Item 1.01 | Entry into a Material Definitive Agreement. |
On October 19, 2020, Gray Television, Inc. (“Gray”, “we” or the “Company”) issued $800 million in aggregate principal amount of its 4.750% Senior Notes due 2030 (the “Notes”) pursuant to an indenture, dated as of October 19, 2020, between Gray, the subsidiary guarantors signatory thereto (collectively, the “Guarantors”) and U.S. Bank National Association, as trustee (the “Indenture”). The Notes were issued at par. The Notes were offered and sold pursuant to an exemption from the registration requirements under the Securities Act of 1933, as amended (the “Securities Act”).
The net proceeds of the Notes are being used (i) to redeem all of the Company’s outstanding $525 million aggregate principal amount of 5.125% senior notes due 2024 (the “existing 2024 notes”), (ii) to pay all fees and expenses in connection with the offering, including the redemption premium applicable to the existing 2024 notes, and (iii) for general corporate purposes, which could include the repayment of outstanding debt from time to time.
The terms of the Notes are governed by the Indenture. The Indenture contains covenants that limit the ability of the Company and any guarantors to, among other things, (i) incur additional indebtedness; (ii) pay dividends on or make distributions in respect of capital stock or make certain other restricted payments or investments; (iii) enter into certain transactions with affiliates of the Company; (iv) enter into certain transactions that restrict distributions from restricted subsidiaries; (v) sell or otherwise dispose of assets; (vi) create or incur liens; merge, consolidate or sell all or substantially all of the Company’s assets; (vii) place restrictions on the ability of subsidiaries to pay dividends or make other payments to the Company; and (viii) designate the Company’s subsidiaries as unrestricted subsidiaries. These covenants are subject to a number of important exceptions and qualifications.
The Indenture contains customary events of default, including, among other things, (i) failure to make required payments; (ii) failure to comply with certain agreements or covenants; (iii) failure to pay certain other indebtedness; (iv) certain events of bankruptcy and insolvency; and (v) failure to pay certain judgments. An event of default under the Indenture will allow either the Trustee or the holders of at least 25% in aggregate principal amount of the then-outstanding series of notes, as applicable, issued under such Indenture to accelerate, or in certain cases, will automatically cause the acceleration of, the amounts due under the applicable series of notes.

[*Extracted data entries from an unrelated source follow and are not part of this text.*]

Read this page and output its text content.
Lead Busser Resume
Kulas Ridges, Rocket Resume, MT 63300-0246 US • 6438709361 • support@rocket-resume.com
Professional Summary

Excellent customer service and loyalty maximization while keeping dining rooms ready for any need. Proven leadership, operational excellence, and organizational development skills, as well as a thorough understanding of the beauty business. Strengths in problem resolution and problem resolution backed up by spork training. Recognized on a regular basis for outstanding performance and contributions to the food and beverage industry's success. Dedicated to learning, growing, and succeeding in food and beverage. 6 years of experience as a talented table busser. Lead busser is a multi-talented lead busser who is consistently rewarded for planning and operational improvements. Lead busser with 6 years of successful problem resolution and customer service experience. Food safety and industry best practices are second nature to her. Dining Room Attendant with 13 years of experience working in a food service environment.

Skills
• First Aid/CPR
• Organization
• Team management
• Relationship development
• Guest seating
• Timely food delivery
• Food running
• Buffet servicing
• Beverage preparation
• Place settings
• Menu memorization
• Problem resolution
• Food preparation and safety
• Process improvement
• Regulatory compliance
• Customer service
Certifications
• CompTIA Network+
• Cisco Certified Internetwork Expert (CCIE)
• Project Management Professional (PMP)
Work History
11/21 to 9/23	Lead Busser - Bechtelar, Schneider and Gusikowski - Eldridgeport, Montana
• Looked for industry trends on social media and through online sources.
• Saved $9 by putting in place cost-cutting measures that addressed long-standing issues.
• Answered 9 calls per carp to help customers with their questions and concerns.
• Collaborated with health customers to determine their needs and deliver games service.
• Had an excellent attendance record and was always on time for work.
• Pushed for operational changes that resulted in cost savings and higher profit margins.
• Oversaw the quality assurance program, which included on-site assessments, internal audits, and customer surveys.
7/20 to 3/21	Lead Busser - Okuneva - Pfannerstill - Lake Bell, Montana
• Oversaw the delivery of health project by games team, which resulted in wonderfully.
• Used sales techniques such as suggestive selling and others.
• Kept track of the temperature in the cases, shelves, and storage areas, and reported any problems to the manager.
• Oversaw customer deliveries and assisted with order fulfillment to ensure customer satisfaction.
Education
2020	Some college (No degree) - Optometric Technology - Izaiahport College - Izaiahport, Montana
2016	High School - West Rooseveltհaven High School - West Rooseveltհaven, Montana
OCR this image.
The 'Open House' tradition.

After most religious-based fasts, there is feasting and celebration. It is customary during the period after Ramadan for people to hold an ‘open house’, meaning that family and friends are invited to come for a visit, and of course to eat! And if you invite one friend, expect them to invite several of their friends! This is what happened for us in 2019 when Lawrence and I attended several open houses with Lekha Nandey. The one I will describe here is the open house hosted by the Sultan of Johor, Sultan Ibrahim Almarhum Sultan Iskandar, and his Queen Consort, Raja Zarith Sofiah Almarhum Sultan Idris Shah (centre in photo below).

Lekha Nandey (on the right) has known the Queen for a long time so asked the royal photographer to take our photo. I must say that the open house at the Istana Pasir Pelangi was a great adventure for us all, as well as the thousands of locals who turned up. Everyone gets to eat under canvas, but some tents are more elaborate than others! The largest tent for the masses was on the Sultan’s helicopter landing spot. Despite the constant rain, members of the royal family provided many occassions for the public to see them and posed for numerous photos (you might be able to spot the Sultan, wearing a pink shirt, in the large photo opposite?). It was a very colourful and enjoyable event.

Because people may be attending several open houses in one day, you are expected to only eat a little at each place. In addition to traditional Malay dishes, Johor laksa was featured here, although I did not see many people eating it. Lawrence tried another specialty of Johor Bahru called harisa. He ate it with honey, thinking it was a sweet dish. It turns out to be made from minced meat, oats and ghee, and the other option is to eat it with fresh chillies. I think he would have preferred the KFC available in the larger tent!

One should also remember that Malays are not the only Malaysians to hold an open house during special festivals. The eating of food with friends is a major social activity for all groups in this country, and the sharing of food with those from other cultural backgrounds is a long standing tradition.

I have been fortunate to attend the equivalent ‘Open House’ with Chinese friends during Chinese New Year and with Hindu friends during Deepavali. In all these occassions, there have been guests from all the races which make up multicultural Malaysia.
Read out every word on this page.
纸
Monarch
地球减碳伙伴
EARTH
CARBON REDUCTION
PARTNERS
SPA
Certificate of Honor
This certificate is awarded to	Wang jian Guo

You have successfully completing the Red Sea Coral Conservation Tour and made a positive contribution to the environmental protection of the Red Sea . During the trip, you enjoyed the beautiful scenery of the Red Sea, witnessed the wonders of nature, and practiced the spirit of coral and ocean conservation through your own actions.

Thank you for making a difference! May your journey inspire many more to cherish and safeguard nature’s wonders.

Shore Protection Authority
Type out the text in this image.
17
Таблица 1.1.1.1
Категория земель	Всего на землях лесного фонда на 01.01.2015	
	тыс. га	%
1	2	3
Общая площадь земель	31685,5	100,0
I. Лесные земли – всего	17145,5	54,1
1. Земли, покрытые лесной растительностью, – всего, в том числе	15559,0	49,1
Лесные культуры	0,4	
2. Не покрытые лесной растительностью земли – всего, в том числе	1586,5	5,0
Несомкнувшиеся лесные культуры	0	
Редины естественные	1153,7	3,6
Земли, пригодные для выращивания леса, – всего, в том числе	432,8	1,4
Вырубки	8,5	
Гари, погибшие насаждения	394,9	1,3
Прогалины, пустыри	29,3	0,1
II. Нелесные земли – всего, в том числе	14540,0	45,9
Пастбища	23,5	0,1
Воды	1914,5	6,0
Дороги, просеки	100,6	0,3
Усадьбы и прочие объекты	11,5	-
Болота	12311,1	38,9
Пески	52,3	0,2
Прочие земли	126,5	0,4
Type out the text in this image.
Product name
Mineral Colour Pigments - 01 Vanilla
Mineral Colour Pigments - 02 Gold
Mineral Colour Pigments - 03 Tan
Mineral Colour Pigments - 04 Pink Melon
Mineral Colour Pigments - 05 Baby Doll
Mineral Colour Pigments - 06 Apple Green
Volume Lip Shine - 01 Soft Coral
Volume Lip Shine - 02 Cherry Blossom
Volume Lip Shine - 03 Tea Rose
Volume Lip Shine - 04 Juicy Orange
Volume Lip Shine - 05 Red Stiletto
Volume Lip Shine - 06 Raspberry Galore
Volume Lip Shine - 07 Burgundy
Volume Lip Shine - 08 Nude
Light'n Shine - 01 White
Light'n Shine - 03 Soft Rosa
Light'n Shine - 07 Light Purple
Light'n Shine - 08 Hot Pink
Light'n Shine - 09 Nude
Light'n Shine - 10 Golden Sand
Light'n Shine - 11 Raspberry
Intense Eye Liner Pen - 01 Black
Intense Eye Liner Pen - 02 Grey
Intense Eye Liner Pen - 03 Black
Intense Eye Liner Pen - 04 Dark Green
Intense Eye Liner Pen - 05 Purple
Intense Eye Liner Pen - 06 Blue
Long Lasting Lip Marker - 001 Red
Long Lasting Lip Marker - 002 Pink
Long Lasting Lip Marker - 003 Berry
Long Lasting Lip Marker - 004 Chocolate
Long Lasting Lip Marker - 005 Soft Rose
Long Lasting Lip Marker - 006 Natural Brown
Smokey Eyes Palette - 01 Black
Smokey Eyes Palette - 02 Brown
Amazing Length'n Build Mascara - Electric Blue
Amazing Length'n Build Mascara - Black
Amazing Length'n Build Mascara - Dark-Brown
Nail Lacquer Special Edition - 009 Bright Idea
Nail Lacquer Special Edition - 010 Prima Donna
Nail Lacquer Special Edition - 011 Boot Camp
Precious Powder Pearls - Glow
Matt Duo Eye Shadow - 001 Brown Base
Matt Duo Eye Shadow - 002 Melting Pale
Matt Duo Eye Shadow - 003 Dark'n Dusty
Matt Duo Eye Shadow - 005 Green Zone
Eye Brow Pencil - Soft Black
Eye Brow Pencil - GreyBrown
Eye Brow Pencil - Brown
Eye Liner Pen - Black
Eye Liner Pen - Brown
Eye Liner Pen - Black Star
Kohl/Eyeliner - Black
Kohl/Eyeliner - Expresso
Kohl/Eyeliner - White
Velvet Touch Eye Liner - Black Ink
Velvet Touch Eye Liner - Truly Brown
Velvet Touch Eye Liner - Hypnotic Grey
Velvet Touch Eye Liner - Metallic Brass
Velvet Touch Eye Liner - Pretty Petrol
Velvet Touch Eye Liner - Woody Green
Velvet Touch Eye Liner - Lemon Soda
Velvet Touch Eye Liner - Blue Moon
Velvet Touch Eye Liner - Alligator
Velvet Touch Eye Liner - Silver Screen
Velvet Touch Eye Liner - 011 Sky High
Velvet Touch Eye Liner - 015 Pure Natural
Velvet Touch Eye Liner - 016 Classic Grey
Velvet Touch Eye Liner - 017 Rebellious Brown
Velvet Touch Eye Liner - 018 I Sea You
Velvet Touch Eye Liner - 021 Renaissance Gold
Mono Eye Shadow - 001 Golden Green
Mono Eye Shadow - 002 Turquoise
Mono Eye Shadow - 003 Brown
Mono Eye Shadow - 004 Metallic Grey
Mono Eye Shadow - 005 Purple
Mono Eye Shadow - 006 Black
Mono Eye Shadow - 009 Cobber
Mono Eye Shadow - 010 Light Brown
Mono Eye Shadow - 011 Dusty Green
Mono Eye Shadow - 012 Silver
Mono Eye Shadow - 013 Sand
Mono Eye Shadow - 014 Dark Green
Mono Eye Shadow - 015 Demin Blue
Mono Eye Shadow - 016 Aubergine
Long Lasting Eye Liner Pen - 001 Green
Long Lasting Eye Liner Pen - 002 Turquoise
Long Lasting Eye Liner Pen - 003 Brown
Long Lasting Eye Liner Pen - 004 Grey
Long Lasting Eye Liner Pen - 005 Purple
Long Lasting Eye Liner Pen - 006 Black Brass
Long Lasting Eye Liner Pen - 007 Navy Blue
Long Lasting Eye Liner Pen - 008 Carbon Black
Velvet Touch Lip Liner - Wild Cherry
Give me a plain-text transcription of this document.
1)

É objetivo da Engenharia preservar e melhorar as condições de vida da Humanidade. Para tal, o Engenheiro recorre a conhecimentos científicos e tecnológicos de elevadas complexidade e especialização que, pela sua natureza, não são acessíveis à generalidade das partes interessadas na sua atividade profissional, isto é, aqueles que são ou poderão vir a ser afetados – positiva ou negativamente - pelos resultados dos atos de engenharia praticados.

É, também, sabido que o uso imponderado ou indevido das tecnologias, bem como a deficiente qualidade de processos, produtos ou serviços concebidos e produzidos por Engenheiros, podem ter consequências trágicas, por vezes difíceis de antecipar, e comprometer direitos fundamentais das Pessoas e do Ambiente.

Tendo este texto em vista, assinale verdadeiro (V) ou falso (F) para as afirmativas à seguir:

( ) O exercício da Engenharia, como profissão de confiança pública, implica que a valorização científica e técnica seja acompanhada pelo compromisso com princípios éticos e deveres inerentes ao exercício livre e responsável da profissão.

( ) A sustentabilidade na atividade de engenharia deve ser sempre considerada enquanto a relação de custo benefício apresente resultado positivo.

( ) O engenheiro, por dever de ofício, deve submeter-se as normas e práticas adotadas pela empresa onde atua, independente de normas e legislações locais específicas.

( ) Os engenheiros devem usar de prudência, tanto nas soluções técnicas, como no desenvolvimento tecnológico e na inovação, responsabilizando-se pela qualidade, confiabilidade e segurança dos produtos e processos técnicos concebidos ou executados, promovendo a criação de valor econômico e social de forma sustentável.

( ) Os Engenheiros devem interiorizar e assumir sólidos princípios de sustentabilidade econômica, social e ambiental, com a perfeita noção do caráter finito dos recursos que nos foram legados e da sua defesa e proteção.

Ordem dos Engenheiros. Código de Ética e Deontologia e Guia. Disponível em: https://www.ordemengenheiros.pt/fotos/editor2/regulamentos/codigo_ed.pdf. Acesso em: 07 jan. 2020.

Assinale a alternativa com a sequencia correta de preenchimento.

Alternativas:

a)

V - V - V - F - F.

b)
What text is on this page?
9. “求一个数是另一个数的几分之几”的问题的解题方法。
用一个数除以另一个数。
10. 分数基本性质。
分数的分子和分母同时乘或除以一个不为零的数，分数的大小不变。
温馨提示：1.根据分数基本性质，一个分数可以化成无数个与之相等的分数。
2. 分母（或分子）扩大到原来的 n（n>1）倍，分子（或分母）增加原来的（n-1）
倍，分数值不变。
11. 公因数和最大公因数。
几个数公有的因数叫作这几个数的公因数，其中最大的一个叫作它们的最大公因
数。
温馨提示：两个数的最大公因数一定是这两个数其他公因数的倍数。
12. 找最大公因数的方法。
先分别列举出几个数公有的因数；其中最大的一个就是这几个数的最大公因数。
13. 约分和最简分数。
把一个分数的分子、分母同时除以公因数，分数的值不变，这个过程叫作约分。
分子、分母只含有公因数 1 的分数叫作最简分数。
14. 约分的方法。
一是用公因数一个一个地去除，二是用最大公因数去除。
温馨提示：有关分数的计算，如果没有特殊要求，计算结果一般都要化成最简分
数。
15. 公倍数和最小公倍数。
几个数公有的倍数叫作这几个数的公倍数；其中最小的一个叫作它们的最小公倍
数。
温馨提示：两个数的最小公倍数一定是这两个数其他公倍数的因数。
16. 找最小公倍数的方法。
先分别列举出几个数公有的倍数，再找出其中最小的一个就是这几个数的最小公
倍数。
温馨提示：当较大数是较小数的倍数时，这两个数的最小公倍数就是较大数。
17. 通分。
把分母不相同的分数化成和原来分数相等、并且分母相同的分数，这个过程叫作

The Notes mature on October 15, 2030. Interest accrues on the Notes from October 19, 2020, and is payable semiannually, on April 15 and October 15 of each year, beginning on April 15, 2021. We may redeem some or all of the Notes at any time after October 15, 2025 at redemption prices specified in the Indenture. We may also redeem up to 40% of the aggregate principal amount of the Notes at 104.750% before October 15, 2023 using the net cash proceeds from certain equity offerings. In addition, we may redeem some or all of the Notes at any time prior to October 15, 2025 at a price equal to 100% of the principal amount thereof, plus accrued and unpaid interest, if any, to the redemption date, plus a make whole premium set forth in the Indenture. If we sell certain of our assets or experience specific kinds of changes of control, we must offer to repurchase the Notes.
A copy of the Indenture is attached to this Current Report on Form 8-K (this “Report”) as Exhibit 4.1 and is incorporated by reference herein. The Form of Notes, attached to the Indenture as Exhibit A, is attached to this Report as Exhibit 4.2 and is incorporated by reference herein. The foregoing description of the Notes and the Indenture is qualified in its entirety by reference to the complete text of the Indenture.
The Notes and related guarantees are Gray’s and the Guarantors’ senior unsecured obligations.